Elements 2 adds a mess of options to the already great Markdown editor

You may remember Elements from last August, a time when new Dropbox-enabled text editors were popping up like mushrooms after a fall rain. Elements, from Second Gear software, distinguished itself by including a handy, popover scratchpad for taking notes, and with its Markdown-powered text editor. Now, Elements has been updated to version 2.

The new Elements, a universal app for iPad and iPhone, has a much-polished UI, but the main difference is getting things out of the app. It still syncs with an “Elements” folder in your Dropbox, but now there is a huge list of export options.

First, you can export you files as HTML or PDF to any Dropbox folder, not just the default “Elements” folder. You can also export to iTunes file sharing, to Evernote, to Facebook and to Tumblr.

The word, line and character counts remain, as does TextExpander Touch support and full-text search. There have been a few cosmetic tweaks, too. The icon is new, the whole app looks sleeker and more modern (there’s even a new default font — Museo Sans), and the Markdown preview has been cleaned up.
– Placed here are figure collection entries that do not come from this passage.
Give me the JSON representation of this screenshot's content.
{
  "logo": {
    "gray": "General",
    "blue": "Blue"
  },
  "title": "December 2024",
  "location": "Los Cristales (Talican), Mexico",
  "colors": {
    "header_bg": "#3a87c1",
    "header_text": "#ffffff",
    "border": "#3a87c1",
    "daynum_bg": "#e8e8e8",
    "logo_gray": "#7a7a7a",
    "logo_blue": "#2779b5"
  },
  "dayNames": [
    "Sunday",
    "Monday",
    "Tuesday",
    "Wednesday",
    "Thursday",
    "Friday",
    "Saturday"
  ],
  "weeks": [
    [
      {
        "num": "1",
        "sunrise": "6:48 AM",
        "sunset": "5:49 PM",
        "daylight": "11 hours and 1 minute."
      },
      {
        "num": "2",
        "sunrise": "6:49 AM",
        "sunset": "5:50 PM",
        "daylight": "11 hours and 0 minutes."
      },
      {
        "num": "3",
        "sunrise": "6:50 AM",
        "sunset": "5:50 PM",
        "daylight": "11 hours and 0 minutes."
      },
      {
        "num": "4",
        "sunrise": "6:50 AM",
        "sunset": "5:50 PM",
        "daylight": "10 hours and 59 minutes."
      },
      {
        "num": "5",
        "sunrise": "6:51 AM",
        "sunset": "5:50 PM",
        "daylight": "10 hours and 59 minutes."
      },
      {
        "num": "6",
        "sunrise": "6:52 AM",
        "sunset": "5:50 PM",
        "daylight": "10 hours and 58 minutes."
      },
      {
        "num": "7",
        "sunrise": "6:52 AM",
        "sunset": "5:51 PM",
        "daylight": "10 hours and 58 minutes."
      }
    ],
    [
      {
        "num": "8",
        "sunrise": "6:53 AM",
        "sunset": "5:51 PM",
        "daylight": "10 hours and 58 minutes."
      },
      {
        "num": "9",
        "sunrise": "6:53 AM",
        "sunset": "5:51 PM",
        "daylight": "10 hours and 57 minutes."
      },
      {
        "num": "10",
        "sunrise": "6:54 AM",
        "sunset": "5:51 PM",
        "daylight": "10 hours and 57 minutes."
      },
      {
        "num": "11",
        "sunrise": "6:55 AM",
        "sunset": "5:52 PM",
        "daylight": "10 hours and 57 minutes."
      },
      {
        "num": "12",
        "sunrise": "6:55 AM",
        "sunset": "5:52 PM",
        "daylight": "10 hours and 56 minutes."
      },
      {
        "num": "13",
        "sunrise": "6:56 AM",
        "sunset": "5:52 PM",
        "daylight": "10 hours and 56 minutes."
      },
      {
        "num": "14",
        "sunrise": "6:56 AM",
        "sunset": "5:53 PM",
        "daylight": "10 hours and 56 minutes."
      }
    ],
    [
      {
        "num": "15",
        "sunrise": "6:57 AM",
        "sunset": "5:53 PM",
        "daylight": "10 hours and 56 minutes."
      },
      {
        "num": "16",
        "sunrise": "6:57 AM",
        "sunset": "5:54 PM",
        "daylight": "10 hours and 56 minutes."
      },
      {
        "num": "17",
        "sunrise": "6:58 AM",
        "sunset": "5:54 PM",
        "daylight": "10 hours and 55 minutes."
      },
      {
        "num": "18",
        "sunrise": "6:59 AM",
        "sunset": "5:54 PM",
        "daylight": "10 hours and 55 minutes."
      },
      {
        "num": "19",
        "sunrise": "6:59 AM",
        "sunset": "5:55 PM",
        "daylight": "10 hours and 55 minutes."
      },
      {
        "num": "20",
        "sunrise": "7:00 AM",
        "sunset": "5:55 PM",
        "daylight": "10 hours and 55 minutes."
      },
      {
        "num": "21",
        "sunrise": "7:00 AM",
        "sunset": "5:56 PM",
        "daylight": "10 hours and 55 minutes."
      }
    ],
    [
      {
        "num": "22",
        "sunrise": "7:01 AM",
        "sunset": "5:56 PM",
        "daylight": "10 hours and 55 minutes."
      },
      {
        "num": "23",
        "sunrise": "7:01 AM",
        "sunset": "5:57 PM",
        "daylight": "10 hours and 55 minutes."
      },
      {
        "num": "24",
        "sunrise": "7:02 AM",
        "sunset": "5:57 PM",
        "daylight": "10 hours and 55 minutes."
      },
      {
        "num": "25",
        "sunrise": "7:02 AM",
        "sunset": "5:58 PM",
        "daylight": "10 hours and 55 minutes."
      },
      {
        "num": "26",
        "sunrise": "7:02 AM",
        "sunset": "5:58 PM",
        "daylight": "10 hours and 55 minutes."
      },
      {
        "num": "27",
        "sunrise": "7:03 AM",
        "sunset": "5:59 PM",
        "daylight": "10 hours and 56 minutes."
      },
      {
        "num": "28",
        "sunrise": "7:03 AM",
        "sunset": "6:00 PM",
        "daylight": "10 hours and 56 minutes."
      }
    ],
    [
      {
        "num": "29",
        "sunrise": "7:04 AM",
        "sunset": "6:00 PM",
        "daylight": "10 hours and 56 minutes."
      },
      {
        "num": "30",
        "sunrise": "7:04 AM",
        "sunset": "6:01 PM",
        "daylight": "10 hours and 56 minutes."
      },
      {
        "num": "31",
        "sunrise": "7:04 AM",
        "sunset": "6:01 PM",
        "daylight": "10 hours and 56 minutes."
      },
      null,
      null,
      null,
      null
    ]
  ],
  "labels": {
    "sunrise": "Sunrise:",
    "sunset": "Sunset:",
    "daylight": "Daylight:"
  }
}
Markdown, if you’re not familiar with it, is a human-readable way to write HTML. You surround your words with symbols instead of ugly tags and when you run the text through the Markdown converter, these tags are added for you. Thus *bold* becomes <strong>bold</strong> (in HTML) and shows up in the final document as bold. (You don’t want to see the mess of code I had to write to make all those examples look right in the browser). It makes writing formatted text in a plain text editor very easy indeed.

And of course, you can always use Elements to write plain text, too.

Elements 2 is a free update for owners of v1.x, and costs a very reasonable $5 for new buyers.